Cependant, « ce n'est pas le moment de poser un diagnostic de qualité, mais c'est le moment du traitement ». La première étape, rappelle l'expert, « c'est l'antihistaminique. Nous disposons actuellement de produits qui ne provoquent pas de somnolence et qui peuvent donc être utilisés en toute sérénité ». Pour contrôler la rhinite, « il est possible d'utiliser des sprays à base de cortisone qui ont une action anti-inflammatoire », tandis qu'en cas de conjonctivite « on utilise des collyres anti-inflammatoires ». Feu vert à l'utilisation d'eau pour se laver le nez : « Les eaux physiologiques ou les produits apaisants conviennent », mais pas les eaux sulfureuses « qui peuvent stresser encore plus les muqueuses et qui doivent être utilisées en phase préventive ».

Cependant, il est toujours nécessaire, recommande Schiavino, « de faire des tests d'allergie si vous présentez des symptômes pendant deux années consécutives, car chaque allergie spécifique a un traitement spécifique et une prévention spécifique. Sur la base du diagnostic, nous pouvons savoir 'qui est notre ennemi', sachez quand la pollinisation sera maximale, préparez-vous à éviter tout contact et décidez si vous devez recevoir un vaccin désensibilisant. Par ailleurs, souligne le spécialiste, « les allergies peuvent survenir à tout âge » : l'idée selon laquelle ceux qui n'ont jamais eu de problèmes dans leur jeunesse sont à l'abri du risque est infondée. « L'incidence est cependant plus faible après 70 ans. »

Que doivent éviter les personnes allergiques ?

Pour les personnes allergiques, à cette période, « les longues promenades dans les prés sont absolument à éviter : c'est – souligne l'expert – la période où, plus nous sommes exposés à l'environnement extérieur, plus nous respirons du pollen et venons en contact avec des allergènes. Il est donc préférable de rester le plus possible dans des environnements abrités, de garder les fenêtres fermées surtout s'il y a du vent. Le masque peut aider, mais ce n'est pas suffisant. Cependant, si vous devez nécessairement rester dehors, l'utiliser, c'est quand même mieux que rien. Les pollens sont très petits, on parle de microns, un millionième de mètre, donc ils pénètrent également dans le tissu du masque. »

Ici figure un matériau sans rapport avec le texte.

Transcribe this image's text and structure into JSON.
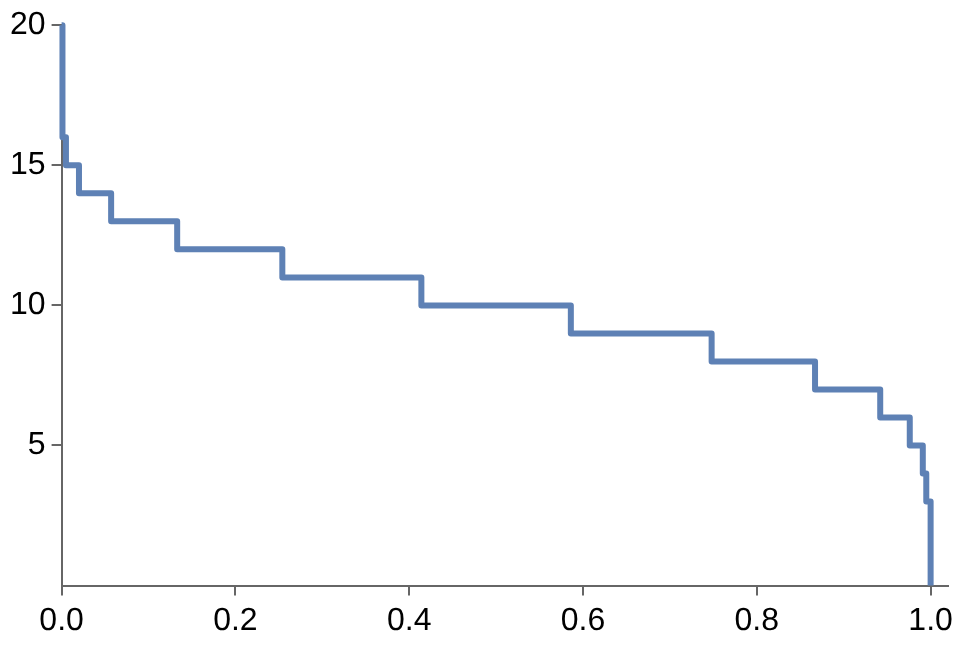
{
  "chart_data": {
    "type": "step",
    "x": [
      0,
      0.001,
      0.005,
      0.02,
      0.057,
      0.133,
      0.254,
      0.414,
      0.586,
      0.748,
      0.867,
      0.942,
      0.976,
      0.991,
      0.995,
      1.0
    ],
    "series": [
      {
        "color": "#5e81b5",
        "values": [
          20,
          16,
          15,
          14,
          13,
          12,
          11,
          10,
          9,
          8,
          7,
          6,
          5,
          4,
          3,
          0
        ]
      }
    ],
    "xlim": [
      0,
      1.02
    ],
    "ylim": [
      0,
      20
    ],
    "xticks": [
      {
        "value": 0,
        "label": "0.0"
      },
      {
        "value": 0.2,
        "label": "0.2"
      },
      {
        "value": 0.4,
        "label": "0.4"
      },
      {
        "value": 0.6,
        "label": "0.6"
      },
      {
        "value": 0.8,
        "label": "0.8"
      },
      {
        "value": 1,
        "label": "1.0"
      }
    ],
    "yticks": [
      5,
      10,
      15,
      20
    ],
    "grid": false,
    "legend": false
  }
}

Cependant, tous ceux qui souffrent de rhinite sévère à ce stade ne sont pas allergiques. 30 % sont constitués de personnes atteintes de « rhinite vasomotrice », qui sont liées à une hyperréactivité non spécifique de la muqueuse nasale. Un peu de vent suffit. un peu de froid, un peu d'humidité – décrit Schiavino – pour stimuler le trouble. Dans ces cas, les indications sont pharmacologiques, en particulier les sprays nasaux anti-inflammatoires. Et même dans ce cas, les lavages de nez conviennent ».